Although the O(N^2) solution is, I think, an easier concept to grapple with, when it’s translated into code it just doesn’t grok. The purist in me likes that fact that the O(N) solution looks like easier code to understand than the O(N^2) solution. We set the function’s value argument to 10000. Then we implement the risk management rule: // Limit the maximum drawdown to 10k (value10000, typestrategy.cash) This has us execute the () function. Any time the cumulative returns dips below the maximum cumulative returns, it's a drawdown. If the next value is less than the maximum then we see if this difference is larger than any previously encountered difference, if it is then this is our new peak-to-trough. Then we calculate two moving average with the sma () function. Description To find the maximum drawdown in a return series, we need to first calculate the cumulative returns and the maximum cumulative return to that point. However, the second part of the ‘if’ is where the magic happens. We move through the prices and the first part of the ‘if’ will find the highest part of the peak so far. This solution is a bit harder to explain. If (prices - prices) > (prices - prices): # You can only determine the largest drawdown on a downward price!

The challenge then is to find an O(N) solution to the problem and to save-those-much-needed-cycles for something really important: For small n this doesn’t really matter, but for any decently sized data-series this baby will be slow-as-molasses. That is for any data-series of size N the best and worst case will result in N * N-1 iterations, in shorthand this is O(N^2). The problem with this solution is that it has quadratic complexity. This is a natural way to solve the problem because it looks at all possible start points and assesses what the worst outcome would be. At the end you just return the two points you found. If this difference is also the largest seen in the data-set so far then make it the largest positive difference of all points. The deal is relatively straight-forward: compare the fist item against every item after it in the list and store the largest positive difference. I don’t know if that’s the proper term but it harks back to the days when I used to be a number-cruncher for some statisticians. Even though drawdown is not a robust metric to describe the distribution of returns of a given asset, it has a strong psychological appeal.
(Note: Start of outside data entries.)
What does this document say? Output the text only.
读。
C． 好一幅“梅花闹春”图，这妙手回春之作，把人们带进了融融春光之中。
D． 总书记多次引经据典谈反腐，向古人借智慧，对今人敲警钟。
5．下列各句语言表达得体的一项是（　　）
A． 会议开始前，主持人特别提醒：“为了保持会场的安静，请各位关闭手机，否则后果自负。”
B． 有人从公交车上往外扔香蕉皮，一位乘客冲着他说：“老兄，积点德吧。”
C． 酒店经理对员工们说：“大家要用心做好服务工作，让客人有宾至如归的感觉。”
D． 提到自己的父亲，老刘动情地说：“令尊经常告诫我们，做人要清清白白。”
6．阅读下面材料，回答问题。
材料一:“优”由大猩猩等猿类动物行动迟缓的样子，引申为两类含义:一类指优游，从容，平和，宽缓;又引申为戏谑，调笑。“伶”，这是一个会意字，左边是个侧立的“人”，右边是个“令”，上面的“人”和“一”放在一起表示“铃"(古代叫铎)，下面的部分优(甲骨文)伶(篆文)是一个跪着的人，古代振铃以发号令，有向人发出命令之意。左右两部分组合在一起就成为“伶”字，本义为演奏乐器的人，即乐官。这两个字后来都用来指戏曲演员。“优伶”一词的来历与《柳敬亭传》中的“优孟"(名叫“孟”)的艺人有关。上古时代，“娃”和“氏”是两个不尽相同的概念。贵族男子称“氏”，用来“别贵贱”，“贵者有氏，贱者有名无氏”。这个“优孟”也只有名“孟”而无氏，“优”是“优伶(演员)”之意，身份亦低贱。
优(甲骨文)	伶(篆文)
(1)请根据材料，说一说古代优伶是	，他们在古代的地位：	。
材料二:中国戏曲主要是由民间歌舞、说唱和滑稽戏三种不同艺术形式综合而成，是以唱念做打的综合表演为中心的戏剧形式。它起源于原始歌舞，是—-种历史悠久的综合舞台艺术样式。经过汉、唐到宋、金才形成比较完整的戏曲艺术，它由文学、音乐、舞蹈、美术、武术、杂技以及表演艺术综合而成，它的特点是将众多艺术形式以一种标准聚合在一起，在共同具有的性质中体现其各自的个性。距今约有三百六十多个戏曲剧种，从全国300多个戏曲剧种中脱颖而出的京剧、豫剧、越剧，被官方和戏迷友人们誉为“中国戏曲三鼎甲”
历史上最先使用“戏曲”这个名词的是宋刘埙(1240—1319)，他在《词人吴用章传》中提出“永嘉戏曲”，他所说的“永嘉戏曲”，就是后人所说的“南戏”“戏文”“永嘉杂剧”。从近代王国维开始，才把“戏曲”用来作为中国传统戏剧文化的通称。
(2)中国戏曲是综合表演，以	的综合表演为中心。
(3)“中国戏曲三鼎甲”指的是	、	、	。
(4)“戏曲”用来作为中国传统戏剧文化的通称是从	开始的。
It’s what I have come to know as a ‘between’ analysis. This led to the first solution (in Python): I believe what I really want is: the largest positive difference of high minus low where the low occurs after the high in time-order. Part of the problem is coming up with a consistent natural language of what you want your peak and trough to be. To do it reliably (and quickly) on a computer, is not that straight forward. Well, finding these two babys by eye is trivial. The upper one is the ‘peak’ and the lower one is the ‘trough’.
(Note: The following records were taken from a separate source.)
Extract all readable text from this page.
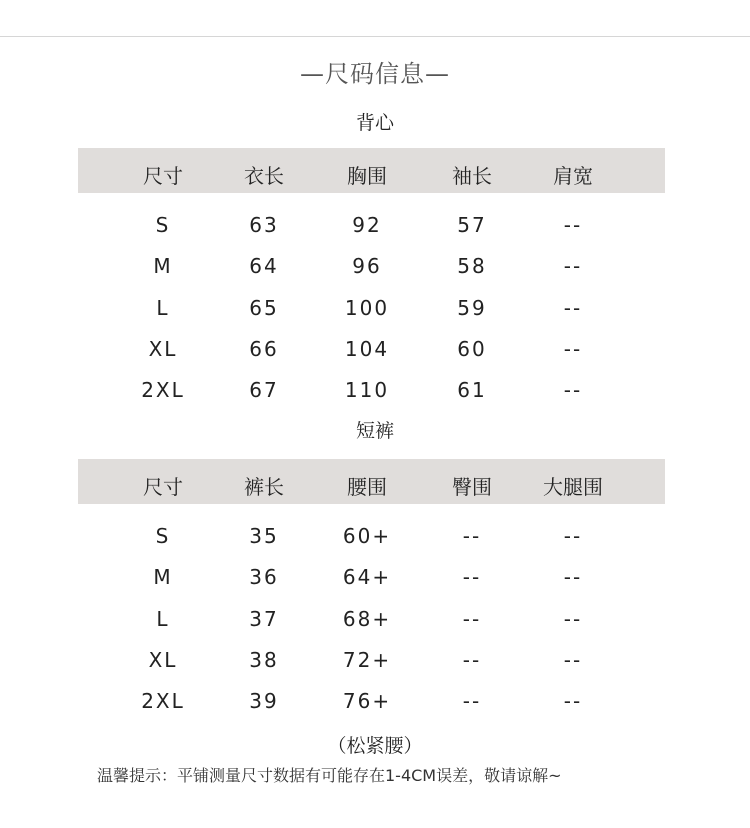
—尺码信息—
背心
尺寸	衣长	胸围	袖长	肩宽
S	63	92	57	--
M	64	96	58	--
L	65	100	59	--
XL	66	104	60	--
2XL	67	110	61	--
短裤
尺寸	裤长	腰围	臀围	大腿围
S	35	60+	--	--
M	36	64+	--	--
L	37	68+	--	--
XL	38	72+	--	--
2XL	39	76+	--	--
（松紧腰）
温馨提示：平铺测量尺寸数据有可能存在1-4CM误差，敬请谅解~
Clearly past prices are not an indicator of future losses. This is the point of this analysis and is a way for investors in the asset to see how bad, ‘bad’ has really been in the past. You’ll see that there are two points on the graph (marked in red) where if you had invested at the first point and pulled out on the second point you would have the worst-case loss. Look at the following random graph of pretend asset prices: Sometimes investors want to be able to judge what the absolute worst case scenario would have been if they’d invested in something. However, in the docs for Statistics.DrawdownValue, (a related method) it refers to "equityOverTime" as "Array of portfolio value over time", suggesting it is a literal array (ie: a list) of floats (doubles).Ok, so this is a little bit technical but it’s an intriguing puzzle that got me thinking quite hard. Looking at C#'s definition of a 'SortedDictionary', it seems this is a dictionary where the key is a datetime. The authors show that drawdown is calculated by comparing the value of a cumulative return with a previous peak that is the maximum cumulative return. In the docs for Statistics.DrawdownPercent, i see the following method signature:īut there's no details of what is expected for 'equityOverTime'. So far i'm able to easily calculate % return and sharpe ratio (there's actually an indicator for sharpe), but I need a little guidance in calculating Drawdown percent for a stock over a period of time, using the in-built statistics method: I'm exploring the use of portfolio metrics to evaluate asset performance (after all, portfolio equity over time and asset price over time are both time series).